Very young, lively and simply wonderful. Not just excellent Cooley, but excellent whiskey. A bargain as well: € 42.
Triple Wood, is that a nice way of saying the whisky has been matured in triplex (plywood)? Just kidding, this release is basically a Laphroaig Quarter Cask with an extra finish. It is aged in bourbon oak, then in smaller casks, which speed up the maturation (1/4 cask = +/- 120 litres – originally used to transport whisky on horseback). And now this Triple Wood is getting a third maturation in European oak, oloroso sherry butts.
At the moment this Laphroaig Triple Wood is only available in travel retail. I’ve paid € 65 at Brussels airport (1 litre bottle).
Laphroaig Triple Wood (48%, OB 2008)
Nose: lots of camomile and a bit of butter. Smoky with a sweet edge. A bit of coconut, banana and apple. Basically the same flavours as the Quarter Cask, but maybe a tad less “barbecued”, more musty and with an additional layer of balanced sweetness. Less peat smoke than a regular Laphroaig, but just as medicinal (iodine). Mouth: full-bodied and pretty fruity. Again lots of camomile and camphor, like peated camomile tea. Not immediately smoky and quite a gentle, velvety impact. Toffee and vanilla. Liquorice. Woodsmoke. Finish: cigarettes in yesterday’s ashtray. Creamy aftertaste, rather sweet with hints of coffee and chocolate.

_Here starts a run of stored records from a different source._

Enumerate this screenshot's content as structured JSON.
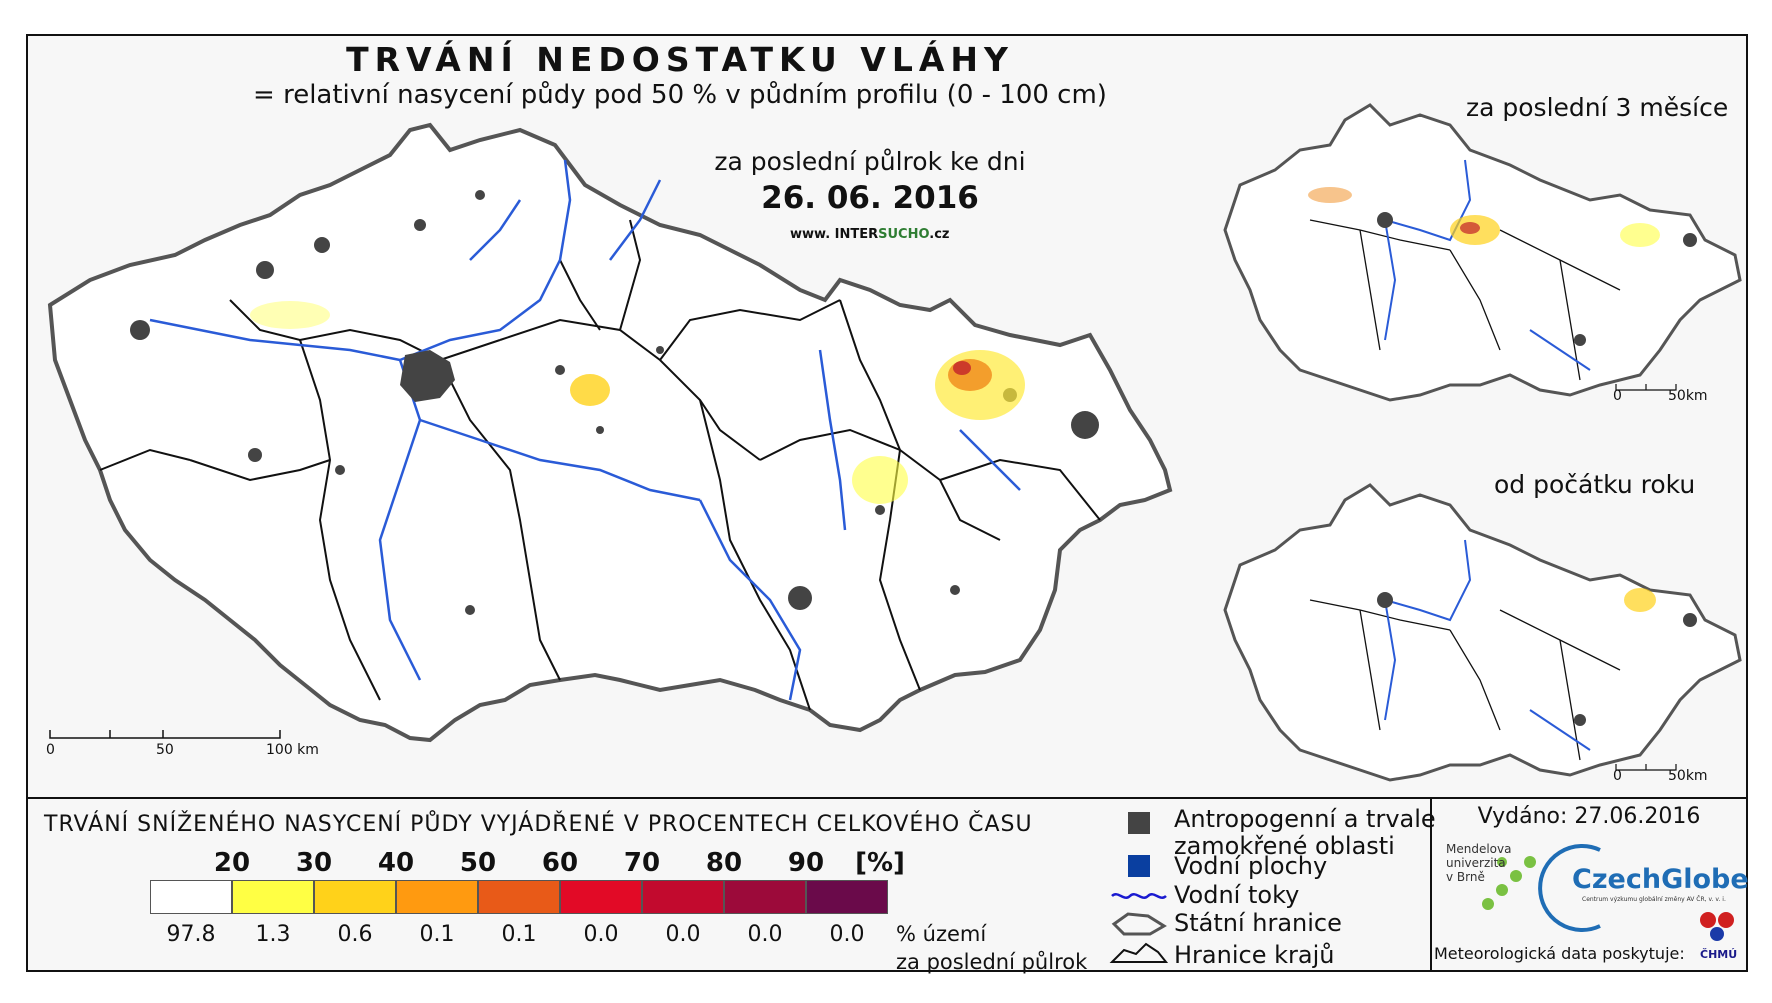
{
  "map": {
    "title": "TRVÁNÍ NEDOSTATKU VLÁHY",
    "subtitle": "= relativní nasycení půdy pod 50 % v půdním profilu (0 - 100 cm)",
    "period_label": "za poslední půlrok ke dni",
    "date": "26. 06. 2016",
    "website_prefix": "www. INTER",
    "website_highlight": "SUCHO",
    "website_suffix": ".cz",
    "scale_main": [
      "0",
      "50",
      "100 km"
    ],
    "scale_small": [
      "0",
      "50km"
    ]
  },
  "insets": {
    "top_title": "za poslední 3 měsíce",
    "bottom_title": "od počátku roku"
  },
  "legend": {
    "title": "TRVÁNÍ SNÍŽENÉHO NASYCENÍ PŮDY VYJÁDŘENÉ V PROCENTECH CELKOVÉHO ČASU",
    "thresholds": [
      "20",
      "30",
      "40",
      "50",
      "60",
      "70",
      "80",
      "90",
      "[%]"
    ],
    "colors": [
      "#ffffff",
      "#ffff44",
      "#ffd21a",
      "#ff9a10",
      "#e85a18",
      "#e20a26",
      "#c20a2e",
      "#9c0a3a",
      "#6a0a4a"
    ],
    "percent_territory": [
      "97.8",
      "1.3",
      "0.6",
      "0.1",
      "0.1",
      "0.0",
      "0.0",
      "0.0",
      "0.0"
    ],
    "caption_line1": "% území",
    "caption_line2": "za poslední půlrok"
  },
  "symbols": {
    "urban_line1": "Antropogenní a trvale",
    "urban_line2": "zamokřené oblasti",
    "water_bodies": "Vodní plochy",
    "rivers": "Vodní toky",
    "state_border": "Státní hranice",
    "region_border": "Hranice krajů",
    "urban_color": "#444444",
    "water_color": "#0a3fa0",
    "river_color": "#2a5bd7"
  },
  "credits": {
    "issued": "Vydáno: 27.06.2016",
    "mendel_line1": "Mendelova",
    "mendel_line2": "univerzita",
    "mendel_line3": "v Brně",
    "czechglobe": "CzechGlobe",
    "czechglobe_sub": "Centrum výzkumu globální změny AV ČR, v. v. i.",
    "meteo": "Meteorologická data poskytuje:",
    "chmu": "ČHMÚ"
  }
}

It seems that most people are not impressed by the Triple Wood. It’s true that this may be a small step away from the normal, powerful Laphroaig profile, but I think the sherry softness makes it richer. I prefer the Lagavulin Distiller’s Edition over the regular 16y, and in the same way I really like the additional treatment of this Laphroaig. Really good.